Disabling the stack engine altogether solves the leakage, but results in an overhead of roughly 5% in execution time and additional operations. Context switching resets the stack engine and is therefore also safe. For in-process isolation techniques (like Intel MPK), writing a value to the RSP directly or running xor rsp, 0 resets the stack engine and clears the internal states. As a general rule, data-invariant control flow and other constant-time programming techniques also provide a good defense against this and other attacks.

Resources

A paper about our reverse engineering of the stack engine and the developed attacks will be presented at MICRO 2025. We are committed to reproducible research and provide a ready-to-run container image and the source code for our experiments on zenodo.

FAQ

Is my machine affected?

We’ve built a PoC tuned for AMD Zen 5 machines, where we are confident that all models have this abusable hardware feature.
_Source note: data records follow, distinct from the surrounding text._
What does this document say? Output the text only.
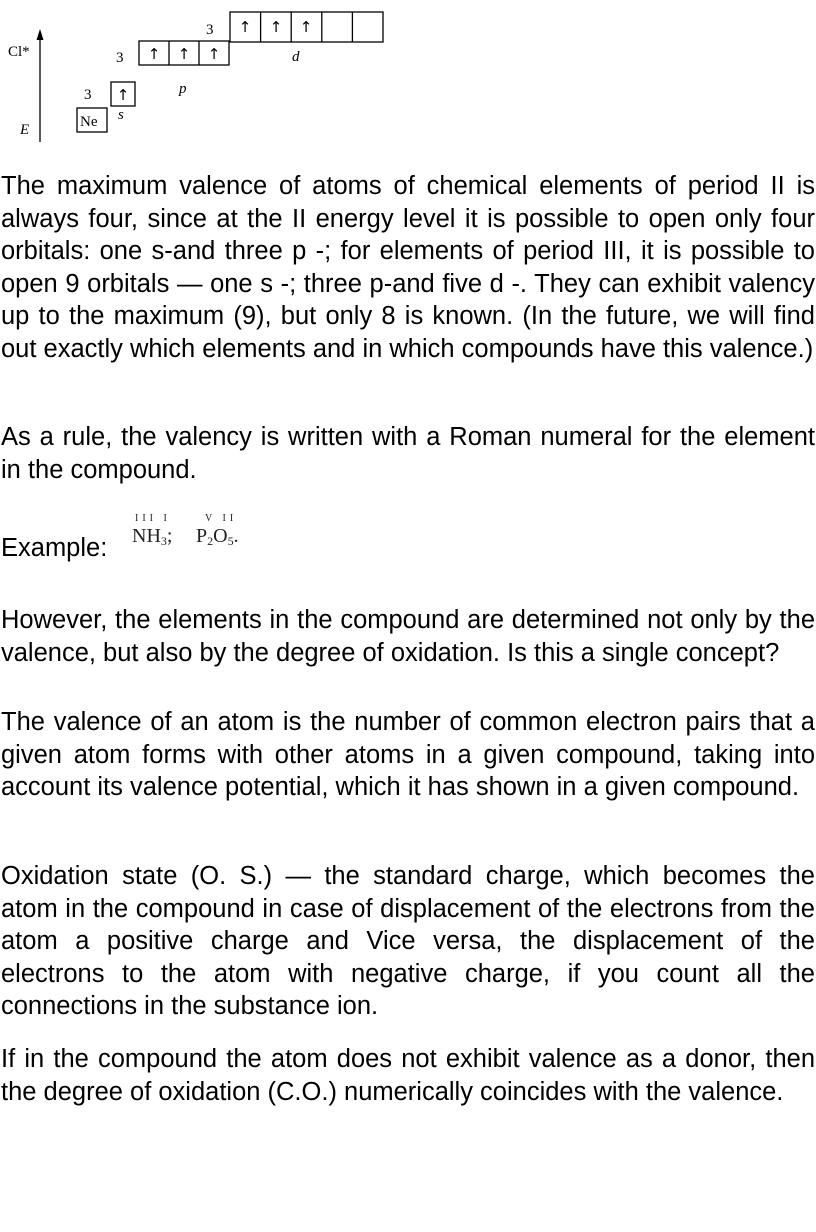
Cl*
E	Ne
3 ↑
s
3 ↑ ↑ ↑
p
3 ↑ ↑ ↑
d

The maximum valence of atoms of chemical elements of period II is always four, since at the II energy level it is possible to open only four orbitals: one s-and three p -; for elements of period III, it is possible to open 9 orbitals — one s -; three p-and five d -. They can exhibit valency up to the maximum (9), but only 8 is known. (In the future, we will find out exactly which elements and in which compounds have this valence.)

As a rule, the valency is written with a Roman numeral for the element in the compound.

Example:
III I
$NH_3$;
V II
$P_2O_5$.

However, the elements in the compound are determined not only by the valence, but also by the degree of oxidation. Is this a single concept?

The valence of an atom is the number of common electron pairs that a given atom forms with other atoms in a given compound, taking into account its valence potential, which it has shown in a given compound.

Oxidation state (O. S.) — the standard charge, which becomes the atom in the compound in case of displacement of the electrons from the atom a positive charge and Vice versa, the displacement of the electrons to the atom with negative charge, if you count all the connections in the substance ion.

If in the compound the atom does not exhibit valence as a donor, then the degree of oxidation (C.O.) numerically coincides with the valence.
However, recent versions of the AGESA (contained in the UEFI BIOS images) disable the add/sub support on Zen 5 by default on boot. This makes the attack infeasible for virtually all real-world applications. We uncover that Intel uses a similar mechanism on their performance cores since Intel Alder Lake (12th gen). Because of the performance impact, we believe that this or a similar feature will continue to exist in future x86 CPUs.
Is my security affected by this?

Probably not (yet). As in-process isolation techniques see increased adoption due to their performance benefits, attacks on microarchitectural features like the stack engine might become more frequent. Until then, shared resources (e.g. in the cloud) are affected by a variety of other, more easily exploitable security issues and side channels.